De weersvoorspellingen waren niet helemaal naar de wens van
de wandelaars, maar toch besluiten de buren van It Roer 7 en 9 weer een weekendje
te gaan wandelen. Omdat de caravan schoon in de garage van nummer 7 staat,
wordt besloten om met z’n vijven een B&B als slaapplaats te gebruiken. Na
enig beraad wordt Bed & Breudje in het Limburgse Asselt gereserveerd om als
uitvalsbasis te gebruiken. En omdat de afstand naar de wandeletappes steeds
groter wordt, reizen we op vrijdag in plaats van zaterdag af. Zo voorkom je
stress en drukte op de vroege zaterdagochtend en kun je lekker relaxed en
uitgeslapen aan de tocht beginnen.
Jan en Foekje reizen vrijdagmiddag om drie uur af en de
Brouwertjes doen dat een uur later. Het heeft geen zin om achter elkaar aan te
rijden. In de drukte op de weg raak je elkaar toch al gauw uit het zicht. In
elk geval is de wandelclub rond een uur of zeven in de avond weer compleet. In
de ‘woonkamer’ van de B&B wordt koffie gedronken en honderd uit gepraat
over de drukke Nederlandse wegen. We kijken het journaal, maar door de slechte
verbinding krijgen we een groot deel van de uitzending niet mee, zodat we
besluiten de tv maar uit te doen. Jan zorgt ervoor dat er tussen de gesprekken
door muziek klinkt via Spotify.
Het is lekker warm in de kamer en de stemming is opperbest.
Hein maakt Hotze, die zijn nieuwe telefoon bij zich heeft, wegwijs in de
wondere wereld van Word-Feud en even later klingelen belletjes door de ruimte,
ten teken dat er weer een woord is aangescrabbeld.
Het ontbijt wordt vanaf acht uur geserveerd. We kunnen zelf
koffie en thee zetten voor onderweg.
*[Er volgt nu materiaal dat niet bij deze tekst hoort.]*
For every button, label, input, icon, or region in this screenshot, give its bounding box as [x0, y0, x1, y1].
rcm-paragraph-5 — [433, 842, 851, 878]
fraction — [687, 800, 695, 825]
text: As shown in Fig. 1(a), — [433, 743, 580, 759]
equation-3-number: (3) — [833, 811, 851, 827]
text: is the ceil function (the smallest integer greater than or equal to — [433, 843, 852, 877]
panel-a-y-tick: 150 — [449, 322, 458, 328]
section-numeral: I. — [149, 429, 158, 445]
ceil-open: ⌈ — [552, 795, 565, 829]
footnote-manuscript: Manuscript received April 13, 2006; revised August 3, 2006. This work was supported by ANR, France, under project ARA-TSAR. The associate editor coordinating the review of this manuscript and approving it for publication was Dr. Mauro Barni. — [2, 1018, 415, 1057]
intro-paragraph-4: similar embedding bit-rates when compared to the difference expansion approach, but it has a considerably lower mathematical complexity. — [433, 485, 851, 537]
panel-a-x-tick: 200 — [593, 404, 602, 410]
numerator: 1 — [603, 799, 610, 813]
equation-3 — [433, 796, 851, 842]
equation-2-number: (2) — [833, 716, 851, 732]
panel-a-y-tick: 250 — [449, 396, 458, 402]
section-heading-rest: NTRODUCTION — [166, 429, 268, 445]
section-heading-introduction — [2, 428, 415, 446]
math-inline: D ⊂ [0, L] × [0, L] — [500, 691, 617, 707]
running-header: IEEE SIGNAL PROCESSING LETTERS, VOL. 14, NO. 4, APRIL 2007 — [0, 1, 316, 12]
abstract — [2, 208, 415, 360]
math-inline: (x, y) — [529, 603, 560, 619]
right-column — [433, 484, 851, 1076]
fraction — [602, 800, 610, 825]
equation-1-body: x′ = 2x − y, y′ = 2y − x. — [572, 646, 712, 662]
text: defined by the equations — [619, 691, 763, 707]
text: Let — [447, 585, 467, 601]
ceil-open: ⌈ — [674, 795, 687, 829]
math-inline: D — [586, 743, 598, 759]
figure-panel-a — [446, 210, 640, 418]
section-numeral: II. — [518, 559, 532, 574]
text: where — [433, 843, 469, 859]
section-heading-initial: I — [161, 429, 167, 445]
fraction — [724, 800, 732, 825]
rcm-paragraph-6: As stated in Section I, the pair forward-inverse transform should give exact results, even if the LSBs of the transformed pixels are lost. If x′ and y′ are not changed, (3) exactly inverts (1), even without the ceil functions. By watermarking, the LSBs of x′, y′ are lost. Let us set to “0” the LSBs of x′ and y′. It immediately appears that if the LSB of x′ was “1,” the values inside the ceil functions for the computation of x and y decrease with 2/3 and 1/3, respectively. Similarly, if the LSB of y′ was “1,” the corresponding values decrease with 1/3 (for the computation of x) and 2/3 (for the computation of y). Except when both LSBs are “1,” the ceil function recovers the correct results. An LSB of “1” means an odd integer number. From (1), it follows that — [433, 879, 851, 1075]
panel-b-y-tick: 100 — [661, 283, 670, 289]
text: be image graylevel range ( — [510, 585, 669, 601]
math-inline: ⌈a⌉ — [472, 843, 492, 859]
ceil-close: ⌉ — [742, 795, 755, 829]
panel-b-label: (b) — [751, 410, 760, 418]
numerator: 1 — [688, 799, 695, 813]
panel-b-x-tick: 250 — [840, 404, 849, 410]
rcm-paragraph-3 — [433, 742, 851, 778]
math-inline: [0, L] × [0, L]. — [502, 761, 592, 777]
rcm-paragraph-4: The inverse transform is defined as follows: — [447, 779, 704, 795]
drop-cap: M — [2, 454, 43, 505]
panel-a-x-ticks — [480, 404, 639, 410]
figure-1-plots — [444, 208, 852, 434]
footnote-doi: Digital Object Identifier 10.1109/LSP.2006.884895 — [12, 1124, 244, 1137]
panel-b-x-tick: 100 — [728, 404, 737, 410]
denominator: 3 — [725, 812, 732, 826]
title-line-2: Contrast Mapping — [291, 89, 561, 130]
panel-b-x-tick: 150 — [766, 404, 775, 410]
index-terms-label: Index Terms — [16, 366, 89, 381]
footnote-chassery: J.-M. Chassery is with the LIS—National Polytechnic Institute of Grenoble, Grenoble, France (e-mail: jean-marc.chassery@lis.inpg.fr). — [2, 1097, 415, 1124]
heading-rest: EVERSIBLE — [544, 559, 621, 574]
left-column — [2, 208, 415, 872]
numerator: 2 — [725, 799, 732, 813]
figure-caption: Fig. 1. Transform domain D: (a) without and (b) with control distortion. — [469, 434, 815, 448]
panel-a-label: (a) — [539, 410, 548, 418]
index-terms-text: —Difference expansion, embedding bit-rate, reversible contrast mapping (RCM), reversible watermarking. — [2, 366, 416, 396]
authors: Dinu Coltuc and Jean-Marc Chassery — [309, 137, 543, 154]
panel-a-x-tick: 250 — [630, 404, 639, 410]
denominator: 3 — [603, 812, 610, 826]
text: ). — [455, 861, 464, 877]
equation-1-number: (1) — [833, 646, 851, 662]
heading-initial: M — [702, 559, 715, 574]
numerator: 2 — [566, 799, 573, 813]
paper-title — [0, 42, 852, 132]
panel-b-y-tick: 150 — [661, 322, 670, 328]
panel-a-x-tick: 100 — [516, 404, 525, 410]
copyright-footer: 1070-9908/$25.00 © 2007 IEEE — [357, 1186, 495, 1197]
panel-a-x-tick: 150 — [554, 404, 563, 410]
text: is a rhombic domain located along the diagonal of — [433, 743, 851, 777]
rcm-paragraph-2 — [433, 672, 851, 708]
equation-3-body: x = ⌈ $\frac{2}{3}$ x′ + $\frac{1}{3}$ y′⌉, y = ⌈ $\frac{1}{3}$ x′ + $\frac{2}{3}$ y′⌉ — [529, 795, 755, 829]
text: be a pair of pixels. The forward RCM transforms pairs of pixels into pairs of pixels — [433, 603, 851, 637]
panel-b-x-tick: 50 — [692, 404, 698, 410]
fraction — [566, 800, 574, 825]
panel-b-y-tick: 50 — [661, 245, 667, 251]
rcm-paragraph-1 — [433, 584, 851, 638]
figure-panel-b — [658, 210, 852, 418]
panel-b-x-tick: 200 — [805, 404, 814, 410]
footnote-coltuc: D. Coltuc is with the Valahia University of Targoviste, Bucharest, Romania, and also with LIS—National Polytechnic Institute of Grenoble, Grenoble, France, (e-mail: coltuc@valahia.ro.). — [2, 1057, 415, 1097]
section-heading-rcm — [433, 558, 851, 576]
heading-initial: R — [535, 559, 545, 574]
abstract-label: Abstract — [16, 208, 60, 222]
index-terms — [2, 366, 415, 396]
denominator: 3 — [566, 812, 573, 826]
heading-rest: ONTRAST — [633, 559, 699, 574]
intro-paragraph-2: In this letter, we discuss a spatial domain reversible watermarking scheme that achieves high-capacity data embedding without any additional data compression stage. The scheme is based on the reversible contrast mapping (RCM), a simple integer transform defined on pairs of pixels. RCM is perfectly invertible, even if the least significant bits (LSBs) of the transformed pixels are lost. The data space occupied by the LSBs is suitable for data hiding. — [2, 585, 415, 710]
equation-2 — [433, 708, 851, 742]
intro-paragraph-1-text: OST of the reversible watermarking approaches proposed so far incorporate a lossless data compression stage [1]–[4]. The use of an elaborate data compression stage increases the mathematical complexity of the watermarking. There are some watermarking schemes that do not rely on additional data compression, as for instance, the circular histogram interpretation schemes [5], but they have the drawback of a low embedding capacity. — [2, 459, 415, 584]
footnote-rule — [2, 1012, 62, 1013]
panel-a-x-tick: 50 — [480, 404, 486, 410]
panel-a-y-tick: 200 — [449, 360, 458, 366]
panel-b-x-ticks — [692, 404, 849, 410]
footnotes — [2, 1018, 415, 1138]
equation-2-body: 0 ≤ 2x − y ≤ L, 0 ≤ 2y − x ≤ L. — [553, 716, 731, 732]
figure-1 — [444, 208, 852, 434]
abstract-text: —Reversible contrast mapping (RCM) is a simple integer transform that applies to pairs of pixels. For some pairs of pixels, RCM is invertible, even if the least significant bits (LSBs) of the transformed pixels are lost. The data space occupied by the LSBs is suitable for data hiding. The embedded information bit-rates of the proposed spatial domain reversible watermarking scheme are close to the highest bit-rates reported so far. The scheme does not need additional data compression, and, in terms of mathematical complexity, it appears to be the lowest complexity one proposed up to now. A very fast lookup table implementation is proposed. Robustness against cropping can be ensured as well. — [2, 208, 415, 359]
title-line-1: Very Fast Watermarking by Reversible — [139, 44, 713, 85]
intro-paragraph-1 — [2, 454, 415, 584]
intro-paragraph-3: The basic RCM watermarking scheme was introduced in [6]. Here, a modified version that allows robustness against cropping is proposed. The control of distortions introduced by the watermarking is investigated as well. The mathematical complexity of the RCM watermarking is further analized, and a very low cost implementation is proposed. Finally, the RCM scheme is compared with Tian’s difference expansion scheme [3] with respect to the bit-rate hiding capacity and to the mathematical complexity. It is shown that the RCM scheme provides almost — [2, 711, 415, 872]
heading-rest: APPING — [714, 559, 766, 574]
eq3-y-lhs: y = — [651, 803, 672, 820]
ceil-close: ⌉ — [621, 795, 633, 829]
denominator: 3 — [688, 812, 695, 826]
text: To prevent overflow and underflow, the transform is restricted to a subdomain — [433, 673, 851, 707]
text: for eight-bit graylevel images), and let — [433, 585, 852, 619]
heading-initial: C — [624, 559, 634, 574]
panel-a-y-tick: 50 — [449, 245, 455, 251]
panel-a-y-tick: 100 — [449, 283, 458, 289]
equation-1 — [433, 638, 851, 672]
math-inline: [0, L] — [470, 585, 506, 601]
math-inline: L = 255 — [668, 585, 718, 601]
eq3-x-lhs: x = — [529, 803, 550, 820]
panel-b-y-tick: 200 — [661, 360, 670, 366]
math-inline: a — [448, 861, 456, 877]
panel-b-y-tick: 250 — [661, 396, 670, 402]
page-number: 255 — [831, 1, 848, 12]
Een luxe die je niet overal tegenkomt. Verder
is er van luxe geen sprake, het ontbijt is erg ‘basic’. Maar we vermaken ons
allen opperbest. Zeker als Hein thee probeert te zetten van een leeg theezakje,
Foekje schrikt van het brood dat uit de broodrooster springt en Hotze Tineke
koud theewater inschenkt.
Maar eerst is er koffie |
De natuur is van het begin af schitterend mooi |
Na de ochtendperikelen rijden we eerst de finishauto op zijn
plaats. We kiezen ervoor om vandaag naar Spik te wandelen; een gehuchtje op
steenworpafstand van Roermond. Via de vierbaansweg rijden we terug naar
Belfeld, waar we op exact dezelfde plaats, achter de startauto onze ‘ochtendkoffie’ drinken. En dan? Dan kunnen we los. O nee,
toch niet. “Hotze en Tineke, jullie lopen toch altijd met een wandelstok”?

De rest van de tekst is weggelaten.